В самом деле, нет ничего более тяжкого для страны, чем длительное гниение власти. Разлагающие процессы опускаются все ниже и ниже, отравляют гангреной весь организм. Когда, наконец, происходит взрыв, он не освобождает, не очищает воздуха. Он приводит к новым и новым болезненным процессам – к тому тяжкому и опасному для жизни недугу, который именуется, смотря по обстоятельствам, или Смутным временем или Великой революцией. То, что могло бы несколько лет назад разрешиться одним ударом (coup d’État)1, сменой нескольких лиц или лица, теперь, когда упущено время, требует миллионов человеческих жизней и разрушения чуть ли не всей национальной культуры.
Русское дворянство в XVIII веке обладало той смелостью, которая необходима для излечения кризисов в самодержавном режиме. Перевороты, передавшие трон Елизавете, Екатерине, Александру, обеспечили России столетие славы и процветания. За XIX век политическая атония правящего класса в России сделала такие успехи, что подобное решение оказалось невозможным в годы мировой войны, когда оно одно могло спасти Россию от «великой» революции. Принять личную ответственность, личный риск – оказалось свыше сил для русских патриотов, окружавших разваливающийся трон. Личная ответственность была не по плечу и русской интеллигенции, которая умела приносить жертвы, умела умирать, но всегда «миром», отдаваясь течению исторического потока. Неужели эта наследственная болезнь воли передалась и новым людям, вышедшим из огня революции? Хочется думать, что нет. Хочется верить, что хоть в этом одном – в цельности воли – новые люди, столь резко порвавшие историческое преемство – стоят выше своих предшественников. В годы гражданской войны и первой пятилетки они проявили чудовищную энергию, бесстрашие и жестокость. Они, которые не дрожали в боях, дрожат ли теперь перед тираном? Они шли за ним, пока он вел их по тому пути, который совпадал с их интересами, с пониманием задач России. Теперь вождь сбился с дороги – не потому, что дороги нет. Она лежит перед ним – ясная, торная дорога истории.
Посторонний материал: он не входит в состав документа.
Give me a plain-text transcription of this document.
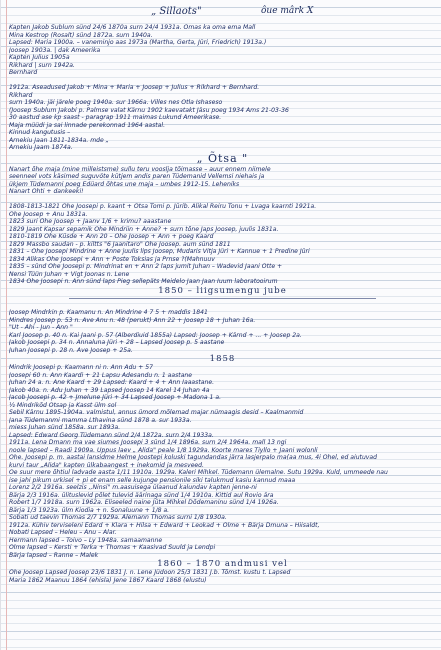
„ Sillaots"	ôue mârk X
Kapten Jakob Sublum sünd 24/6 1870a surn 24/4 1931a. Omas ka oma ema Mall
Mina Kestrop (Rosalt) sünd 1872a. surn 1940a.
Lapsed: Maria 1900a. – vaneminjo aas 1973a (Martha, Gerta, Jüri, Friedrich) 1913a.)
Joosep 1903a. | dak Ameerika
Kapten Julius 1905a
Rikhard | surn 1942a.
Bernhard
1912a. Aseadused Jakob + Mina + Maria + Joosep + Julius + Rikhard + Bernhard.
Rikhard
surn 1940a. jäi järele poeg 1940a. sur 1966a. Villes nes Otla Ishaseso
(Joosep Sublum Jakobi p. Palmse valat Kärnu 1902 kaevatakt Jäsu poeg 1934 Ams 21-03-36
30 aastud ase kp saast - paragrap 1911 maimas Lukund Ameerikase.
Maja müüdi ja sai linnade perekonnad 1964 aastal.
Kinnud kangutusis –
Arnekiu Jaan 1811-1834a. mde „
Arnekiu Jaam 1874a.
„ Õtsa "
Nanart õhe maja (mine milleistsme) sullu teru vooslja tõimasse – auur ennem niimele
seenneel vots käsimed suguvöte kütjem andis paren Tüdemanid Vellemsi niehais ja
ükjem Tüdemanni poeg Edüard õhtas une maja – umbes 1912-15. Leheniks
Nanart Õhti + dankeeki!
1808-1813-1821 Ohe Joosepi p. kaant + Otsa Tomi p. Jürib. Alikal Reiru Tonu + Lvaga kaarnti 1921a.
Ohe Joosep + Anu 1831a.
1823 suri Ohe Joosep + Jaanv 1/6 + krimu? aaastane
1829 Jaant Kapsar sepamik Ohe Mindriin + Anne? + surn tõne Japs Joosep, juulis 1831a.
1810-1819 Ohe Küsde + Ann 20 – Ohe Joosep + Ann + poeg Kaard
1829 Massbo saudan - p. kiltts "6 Jaanitaro" Ohe Joosep. aum sünd 1811
1831 – Ohe Joosepi Mindrine + Anne juulis lips Joosep, Mudaris Vitja Jüri + Kannue + 1 Predine Jüri
1834 Alikas Ohe Joosepi + Ann + Poste Toksias ja Prnse ?(Mahnuuv
1835 – sünd Ohe Joosepi p. Mindrinat en + Ann 2 laps jumit Juhan – Wadevid Jaani Otte +
Nensi Tüün Juhan + Vigt Joonas n. Lene
1834 Ohe Joosepi n. Ann sünd laps Pieg sellepäts Meidelo Jaan Jaan Iuum laboratooirum
1850 – liigsumengu jube
Joosep Mindrkin p. Kaamanu n. An Mindrine 4 7 5 + maddis 1841
Mindres Joosep p. 53 n. Ave Anu n. 48 (perukt) Ann 22 + Joosep 18 + Juhan 16a.
"Ut - Ahi - Jun - Ann "
Karl Joosep p. 40 n. Kai Jaani p. 57 (Alberdiuid 1855a) Lapsed: Joosep + Kärnd + ... + Joosep 2a.
Jakob Joosepi p. 34 n. Annaluna Jüri + 28 – Lapsed Joosep p. 5 aastane
Juhan Joosepi p. 28 n. Ave Joosep + 25a.
1858
Mindrik Joosepi p. Kaamann ni n. Ann Adu + 57
Joosepi 60 n. Ann Kaardi + 21 Lapsu Adesandu n. 1 aastane
Juhan 24 a. n. Ane Kaard + 29 Lapsed: Kaard + 4 + Ann Iaaastane.
Jakob 40a. n. Adu Juhan + 39 Lapsed Joosep 14 Karel 14 Juhan 4a
Jacob Joosepi p. 42 + Jmelune Jüri + 34 Lapsed Joosep + Madona 1 a.
½ Mindrikõd Otsap ja Kasst ülm sol
Sebil Kärnu 1895-1904a. valmistul, annus ümord mõlemad majar nümaagis desid – Kaalmanmid
Jana Tüdemanmi mamma Lthavina sünd 1878 a. sur 1933a.
miess Juhan sünd 1858a. sur 1893a.
Lapsed: Edward Georg Tüdemann sünd 2/4 1872a. surn 2/4 1933a.
1911a. Lena Dmann ma vae siumes Joosepi 3 sünd 1/4 1896a. surn 2/4 1964a. mall 13 ngi
noole lapsed – Raadi 1909a. Uppus laev „ Alida" peale 1/8 1929a. Koorte mares Tiyllo + Jaani wolonli
Ohe. Joosepi p. m. aastai lansidme Helme Joostepi koluski tagundandas järra lasjerpalo ma(aa mus, 4i Ohel, ed aiutuvad
kurvi taur „Alida" kapten ülkabaangest + inekomid ja mesveed.
Õe suur mere õhtiul ladvade aasta 1/11 1910a. 1929a. Kaleri Mihkel. Tüdemann ülemalne. Sutu 1929a. Kuld, ummeede nau
ise jahi pikum urkisel + pi et enam selle kujunge pensionile siki talukmud kasiu kannud maaa
Lorenz 2/2 1916a. seelzis ,,Ninsi" m.aasuisega ülaanud kalundav kapten jenne-ni
Bärja 2/3 1916a. ülituslevid põlet tulevid äärinaga sünd 1/4 1910a. Kittid aul Rovio ära
Robert 1/7 1918a. surn 1962a. Eliseeled naine Jüta Mihkel Dõdemaninu sünd 1/4 1926a.
Bärja 1/3 1923a. ülm Kiodia + n. Sonaluune + 1/8 a.
Sobati ud taevin Thomas 2/7 1929a. Alemann Thomas surni 1/8 1930a.
1912a. Kühiv terviseleni Edard + Klara + Hilsa + Edward + Leokad + Olme + Bärja Dmuna – Hiisaldt,
Nobati Lapsed – Heleu – Anu – Alar.
Hermann lapsed – Toivo – Ly 1948a. samaamanne
Olme lapsed – Kersti + Terka + Thomas + Kaasivad Suuld ja Lendpi
Bärja lapsed – Ranne – Malek
1860 – 1870 andmusi vel
Ohe Joosep Lapsed Joosep 23/6 1831 J. n. Lene Jüdoon 25/3 1831 J.b. Tõmst. kustu t. Lapsed
Maria 1862 Maanuu 1864 (ehisla) Jene 1867 Kaard 1868 (elustu)
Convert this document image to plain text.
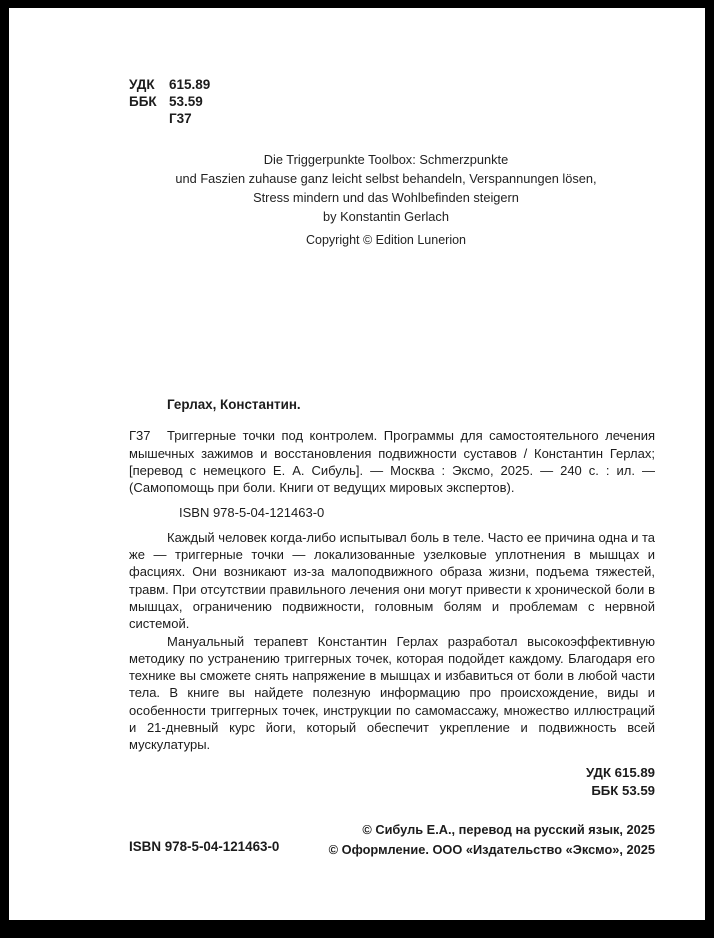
УДК	615.89
ББК 53.59
Г37
Die Triggerpunkte Toolbox: Schmerzpunkte
und Faszien zuhause ganz leicht selbst behandeln, Verspannungen lösen,
Stress mindern und das Wohlbefinden steigern
by Konstantin Gerlach
Copyright © Edition Lunerion
Герлах, Константин.
Г37 Триггерные точки под контролем. Программы для самостоятельного лечения мышечных зажимов и восстановления подвижности суставов / Константин Герлах; [перевод с немецкого Е. А. Сибуль]. — Москва : Эксмо, 2025. — 240 с. : ил. — (Самопомощь при боли. Книги от ведущих мировых экспертов).
ISBN 978-5-04-121463-0
Каждый человек когда-либо испытывал боль в теле. Часто ее причина одна и та же — триггерные точки — локализованные узелковые уплотнения в мышцах и фасциях. Они возникают из-за малоподвижного образа жизни, подъема тяжестей, травм. При отсутствии правильного лечения они могут привести к хронической боли в мышцах, ограничению подвижности, головным болям и проблемам с нервной системой.
Мануальный терапевт Константин Герлах разработал высокоэффективную методику по устранению триггерных точек, которая подойдет каждому. Благодаря его технике вы сможете снять напряжение в мышцах и избавиться от боли в любой части тела. В книге вы найдете полезную информацию про происхождение, виды и особенности триггерных точек, инструкции по самомассажу, множество иллюстраций и 21-дневный курс йоги, который обеспечит укрепление и подвижность всей мускулатуры.
УДК 615.89
ББК 53.59
ISBN 978-5-04-121463-0
© Сибуль Е.А., перевод на русский язык, 2025
© Оформление. ООО «Издательство «Эксмо», 2025
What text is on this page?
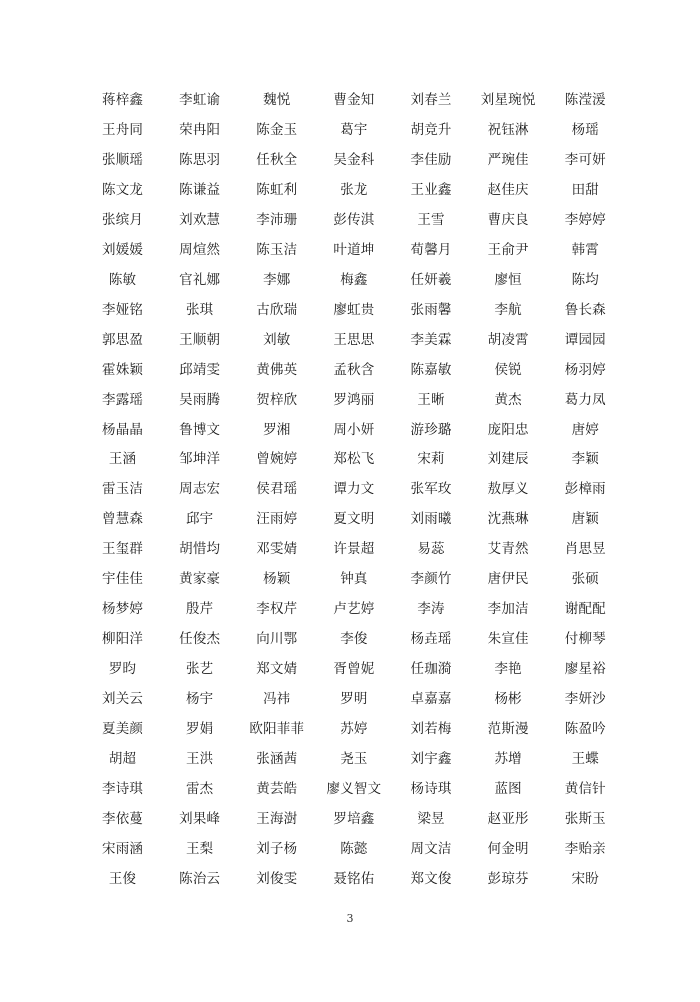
蒋梓鑫	李虹谕	魏悦	曹金知	刘春兰	刘星琬悦	陈滢湲
王舟同	荣冉阳	陈金玉	葛宇	胡竞升	祝钰淋	杨瑶
张顺瑶	陈思羽	任秋全	吴金科	李佳励	严琬佳	李可妍
陈文龙	陈谦益	陈虹利	张龙	王业鑫	赵佳庆	田甜
张缤月	刘欢慧	李沛珊	彭传淇	王雪	曹庆良	李婷婷
刘媛媛	周煊然	陈玉洁	叶道坤	荀馨月	王俞尹	韩霄
陈敏	官礼娜	李娜	梅鑫	任妍羲	廖恒	陈均
李娅铭	张琪	古欣瑞	廖虹贵	张雨馨	李航	鲁长森
郭思盈	王顺朝	刘敏	王思思	李美霖	胡凌霄	谭园园
霍姝颖	邱靖雯	黄佛英	孟秋含	陈嘉敏	侯锐	杨羽婷
李露瑶	吴雨腾	贺梓欣	罗鸿丽	王晰	黄杰	葛力凤
杨晶晶	鲁博文	罗湘	周小妍	游珍璐	庞阳忠	唐婷
王涵	邹坤洋	曾婉婷	郑松飞	宋莉	刘建辰	李颖
雷玉洁	周志宏	侯君瑶	谭力文	张军玫	敖厚义	彭樟雨
曾慧森	邱宇	汪雨婷	夏文明	刘雨曦	沈燕琳	唐颖
王玺群	胡惜均	邓雯婧	许景超	易蕊	艾青然	肖思昱
宇佳佳	黄家豪	杨颖	钟真	李颜竹	唐伊民	张硕
杨梦婷	殷芹	李权芹	卢艺婷	李涛	李加洁	谢配配
柳阳洋	任俊杰	向川鄂	李俊	杨垚瑶	朱宣佳	付柳琴
罗昀	张艺	郑文婧	胥曾妮	任珈漪	李艳	廖星裕
刘关云	杨宇	冯祎	罗明	卓嘉嘉	杨彬	李妍沙
夏美颜	罗娟	欧阳菲菲	苏婷	刘若梅	范斯漫	陈盈吟
胡超	王洪	张涵茜	尧玉	刘宇鑫	苏增	王蝶
李诗琪	雷杰	黄芸皓	廖义智文	杨诗琪	蓝图	黄信针
李依蔓	刘果峰	王海澍	罗培鑫	梁昱	赵亚彤	张斯玉
宋雨涵	王梨	刘子杨	陈懿	周文洁	何金明	李贻亲
王俊	陈治云	刘俊雯	聂铭佑	郑文俊	彭琼芬	宋盼
3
Почему сбился вождь – мы не знаем. Потерял власть над нервами? Поддался низким инстинктам страха или мании величия? Все возможно. Вполне ясно лишь то, что Сталин ведет к гибели своих соратников, вероломно играя их жизнью. И более или менее ясно, что ставка не ограничивается их жизнью, но игра ведется и на Россию.
Редко в истории складываются положения, выход из которых бывал бы столь определенным. Если останется Сталин, он своими судорогами доведет Россию до новой революции, т. е. до разгрома. Освобождение от Сталина, конечно, не решает еще всех политических вопросов, но сделает возможным их решение. Оно ставит нелегкий вопрос о преемнике, открывает новый период борьбы за власть. Несомненно, эта перспектива только и спасает еще диктатора от окружающих его врагов. Но через это пройти неизбежно. Иначе вопрос о власти в России будет решаться Гитлером. Устранение Сталина – это первый шаг к распутыванию всех противоречий. Это, прежде всего, конец всей невыносимой лжи, в которой страна задыхается уже столько лет, и которая делает невозможной всякую прямую и честную политику. Конец затянувшегося маскарада, когда национальные задачи России облекаются в мнимую марксистскую идеологию, с одинаковым предательством и марксизма и русской культуры. Конец Сталина – это свежий воздух, открытые окна в отравленной миазмами курной избе. Мы знаем, новая Россия, при всех ее социальных противоречиях, полна жизненных и творческих сил. Эти силы буйно рвутся наружу во всех сферах культуры. Но лживая политика отравляет и парализует их. Эти силы требуют иной, достойной их организации – водительства, а не тирании. Неужели тлетворный дух Ленина так глубоко отравил русскую революцию, что среди ее героев нет ни одного, кто нашел бы личное мужество и дерзание в этот ответственный момент?
* * *
coup d' État (фр.) – государственный переворот.